In 2011, the tram fare, which had been unchanged for 13 years, went up to HK$2.30 from HK$2. Revenue for Hong Kong Tramways last year was about HK$300 million.
Mr Vivant, who is also the chief executive of RATP Dev Transdev Asia, said the business has been sustainable through its revenues derived from ticket fares, advertising and its engineering services arm.
He said the company's fleet of 164 trams was "100 per cent made in Hong Kong", which contributed to its low cost of operations.
As a cherished heritage icon in Hong Kong, the trams have also managed to attract advertising dollars from big designer brands such as Chanel and Kate Spade.
RATP Dev Transdev Asia also operates Seoul Metro Line 9 and Mumbai Metro Line 1, and it owns about 2,000 buses in mainland China - in Nanjing city and Anhui province.

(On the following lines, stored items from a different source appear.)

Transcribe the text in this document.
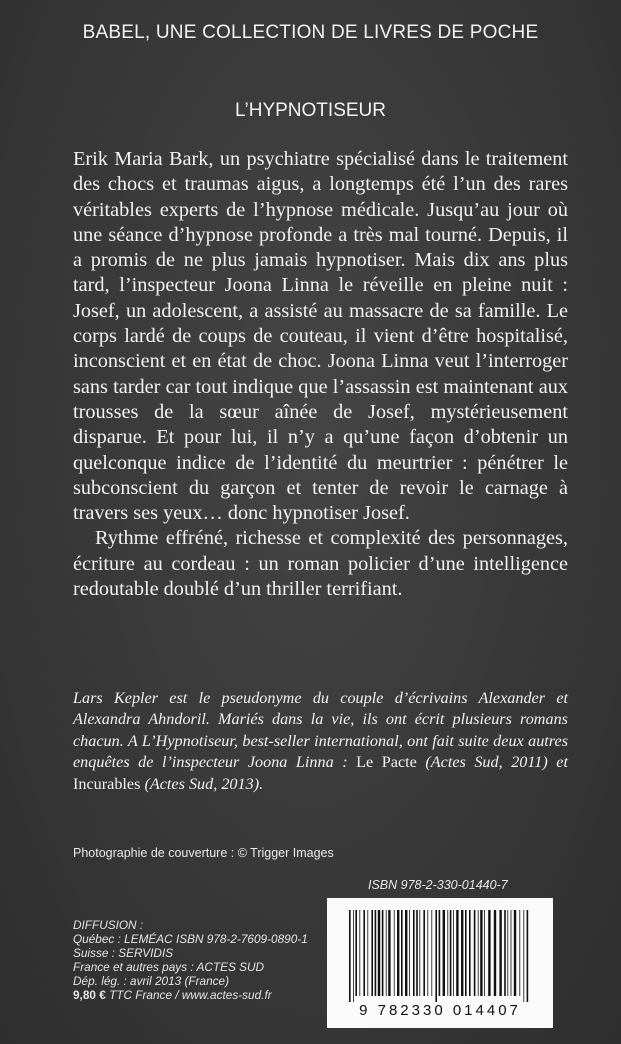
BABEL, UNE COLLECTION DE LIVRES DE POCHE
L’HYPNOTISEUR

Erik Maria Bark, un psychiatre spécialisé dans le traitement des chocs et traumas aigus, a longtemps été l’un des rares véritables experts de l’hypnose médicale. Jusqu’au jour où une séance d’hypnose profonde a très mal tourné. Depuis, il a promis de ne plus jamais hypnotiser. Mais dix ans plus tard, l’inspecteur Joona Linna le réveille en pleine nuit : Josef, un adolescent, a assisté au massacre de sa famille. Le corps lardé de coups de couteau, il vient d’être hospitalisé, inconscient et en état de choc. Joona Linna veut l’interroger sans tarder car tout indique que l’assassin est maintenant aux trousses de la sœur aînée de Josef, mystérieusement disparue. Et pour lui, il n’y a qu’une façon d’obtenir un quelconque indice de l’identité du meurtrier : pénétrer le subconscient du garçon et tenter de revoir le carnage à travers ses yeux… donc hypnotiser Josef.

Rythme effréné, richesse et complexité des personnages, écriture au cordeau : un roman policier d’une intelligence redoutable doublé d’un thriller terrifiant.

Lars Kepler est le pseudonyme du couple d’écrivains Alexander et Alexandra Ahndoril. Mariés dans la vie, ils ont écrit plusieurs romans chacun. A L’Hypnotiseur, best-seller international, ont fait suite deux autres enquêtes de l’inspecteur Joona Linna : Le Pacte (Actes Sud, 2011) et Incurables (Actes Sud, 2013).
Photographie de couverture : © Trigger Images
ISBN 978-2-330-01440-7
DIFFUSION :
Québec : LEMÉAC ISBN 978-2-7609-0890-1
Suisse : SERVIDIS
France et autres pays : ACTES SUD
Dép. lég. : avril 2013 (France)
9,80 € TTC France / www.actes-sud.fr
9 782330 014407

It has a staff of 6,000 in Asia and a revenue of about €160 million (S$240 million), said Mr Vivant.
In Hong Kong, to increase revenue and reduce costs, the company has rolled out a series of new signature trams, improved its maintenance methods and made real-time information on the positions of the trams available for passengers.
Mr Vivant also plans to expand the tram system into the New Territories and the Kai Tak development area in Kowloon.
This is after a close call for the company last year when a retired town planner proposed to the Town Planning Board to scrap the trams in the central district, blaming them for traffic congestion, as they occupy 30 per cent of the roads.
The proposal triggered a public outcry when it was announced last August. The Town Planning Board rejected the proposal two months later, after receiving over 22,000 public submissions, of which 98 per cent were against the proposal.
The reaction of Hong Kongers is, perhaps, not surprising, given that their love affair with the tram goes beyond its being a convenient ride.
Mr Thierry Delrieu, 45, who has been living in Hong Kong for 10 years, said that, like the locals, he takes the tram for short-distance trips. "It's the only moment when you can take your time in Hong Kong. There's no rush when you are on a tram," he said.
It is also "faster because I wouldn't have to take a few flight of stairs to get to the MTR platforms", said Mr Delrieu, who manages a luxury goods business.
For others like Ms Sunny Wong, 29, a tram ride can be "therapeutic".
The financial analyst said she enjoys soaking in the sights as the tram cruises past old neighbourhoods.
And for some commuters, it is the easiest way to get a free ride, especially on crowded trams.
Mr Roy Leung, 29, a sales promoter, said he would just hop off the tram from the back exit without paying when it is crowded and the driver cannot see him.